Many singers and actresses have also spoken about their experiences of choosing to end a pregnancy as adolescents, including Mila Jovovich, Ashley Judd, Ireland Baldwin, Alissa Milano, Lilly Allen, Uma Thurman, Jennifer Grey... Thurman wrote in an opinion piece in The Washington Post that “[it] hurt terribly, but I didn’t complain. I had internalized so much shame that I felt I deserved the pain.” The Kill Bill star decided to terminate her pregnancy in her late teens while in Germany, a decision she reached with her family. “The abortion I had as a teenager was the hardest decision of my life, one that caused me anguish then and that saddens me even now,” she said. The Pulp Fiction star now has three children, Maya, 23; Levon Roan, 19; and Luna, nine, whom she described as her “pride and joy.” As Lucía Torres explains, “Many teenagers report suffering a lot in the process of having an abortion, even if it was a voluntary decision. It’s painful for them to recall how they made the decision, how they faced financial difficulties, their partner’s position at the time and its effect on their relationship, the loneliness and fear of seeing themselves in the operating room, or their uncontrollable crying without understanding why. Often, the story reveals a traumatic component. They talk about how the smell of that room, or some [other] detail, has remained etched in their memory, and it causes them emotional or physical reactions like nausea every time something brings them back to that place.”

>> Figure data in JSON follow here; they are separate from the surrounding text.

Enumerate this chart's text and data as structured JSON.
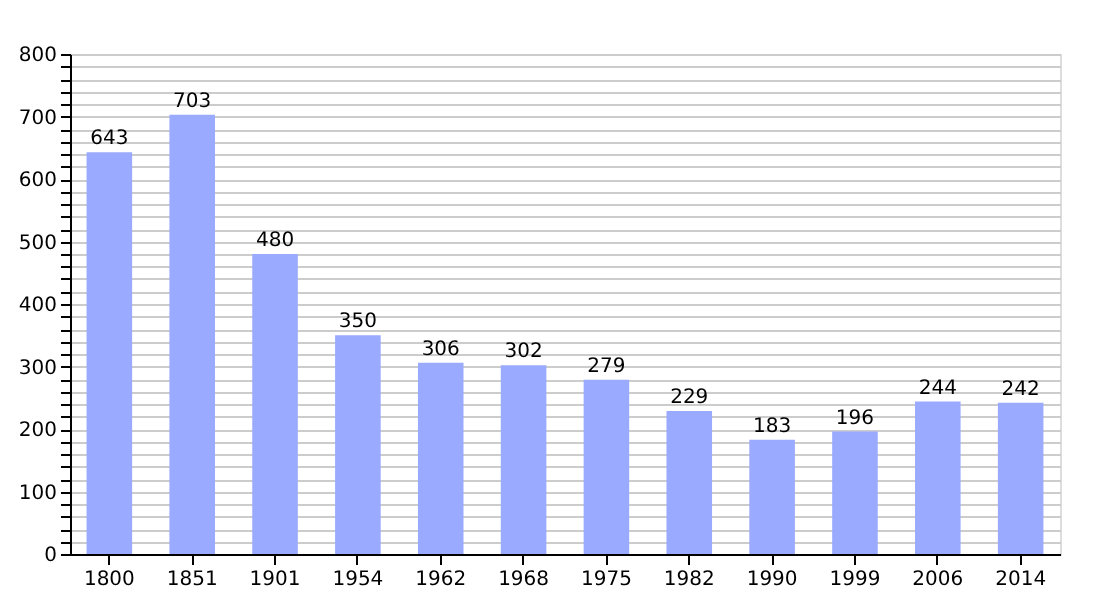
{
  "chart_data": {
    "type": "bar",
    "categories": [
      "1800",
      "1851",
      "1901",
      "1954",
      "1962",
      "1968",
      "1975",
      "1982",
      "1990",
      "1999",
      "2006",
      "2014"
    ],
    "values": [
      643,
      703,
      480,
      350,
      306,
      302,
      279,
      229,
      183,
      196,
      244,
      242
    ],
    "color": "#99aaff",
    "data_labels": true,
    "grid": "y",
    "ylim": [
      0,
      800
    ],
    "yticks": [
      0,
      {
        "value": 20,
        "label": null
      },
      {
        "value": 40,
        "label": null
      },
      {
        "value": 60,
        "label": null
      },
      {
        "value": 80,
        "label": null
      },
      100,
      {
        "value": 120,
        "label": null
      },
      {
        "value": 140,
        "label": null
      },
      {
        "value": 160,
        "label": null
      },
      {
        "value": 180,
        "label": null
      },
      200,
      {
        "value": 220,
        "label": null
      },
      {
        "value": 240,
        "label": null
      },
      {
        "value": 260,
        "label": null
      },
      {
        "value": 280,
        "label": null
      },
      300,
      {
        "value": 320,
        "label": null
      },
      {
        "value": 340,
        "label": null
      },
      {
        "value": 360,
        "label": null
      },
      {
        "value": 380,
        "label": null
      },
      400,
      {
        "value": 420,
        "label": null
      },
      {
        "value": 440,
        "label": null
      },
      {
        "value": 460,
        "label": null
      },
      {
        "value": 480,
        "label": null
      },
      500,
      {
        "value": 520,
        "label": null
      },
      {
        "value": 540,
        "label": null
      },
      {
        "value": 560,
        "label": null
      },
      {
        "value": 580,
        "label": null
      },
      600,
      {
        "value": 620,
        "label": null
      },
      {
        "value": 640,
        "label": null
      },
      {
        "value": 660,
        "label": null
      },
      {
        "value": 680,
        "label": null
      },
      700,
      {
        "value": 720,
        "label": null
      },
      {
        "value": 740,
        "label": null
      },
      {
        "value": 760,
        "label": null
      },
      {
        "value": 780,
        "label": null
      },
      800
    ]
  }
}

Like Uma Thurman, Jennifer Grey had a hard time as well. In her memoir, Out of the Corner, the star of Dirty Dancing—a film in which one of the dancers undergoes an illegal abortion in the 1960s—detailed her life of excess and rebellious adolescence, as well as her abortion at age 16. “No teenager should be swimming in waters that dark,” she wrote. “I wouldn’t have my life. I wouldn’t have had the career I had, I wouldn’t have had anything. And it wasn’t for lack of taking it seriously. I’d always wanted a child. I just didn’t want a child as a teenager,” the actress explained in an interview with the Los Angeles Times when her autobiography came out. At 41, Grey gave birth to her daughter, Stella Gregg, 20, with her then-husband Clark Gregg. “It’s such a grave decision. And it stays with you…[Overturning Roe] is just so fundamentally wrong, and it is sounding a bell for all women to rise up and use their voice now because we have assumed, since 1973, that our choice was safe and that it was never going to be overturned.”
All the experiences that celebrities have shared involve guilt and trauma, but they also reflect a commitment to continue standing up for women’s reproductive rights. Feminist and activist Gloria Steinem promised Dr. John Sharpe, the doctor who performed her abortion in London in 1957, that she would do what she wanted with her life. As she wrote when she dedicated her book My Life on the Road to the doctor: “I have done the best I could.”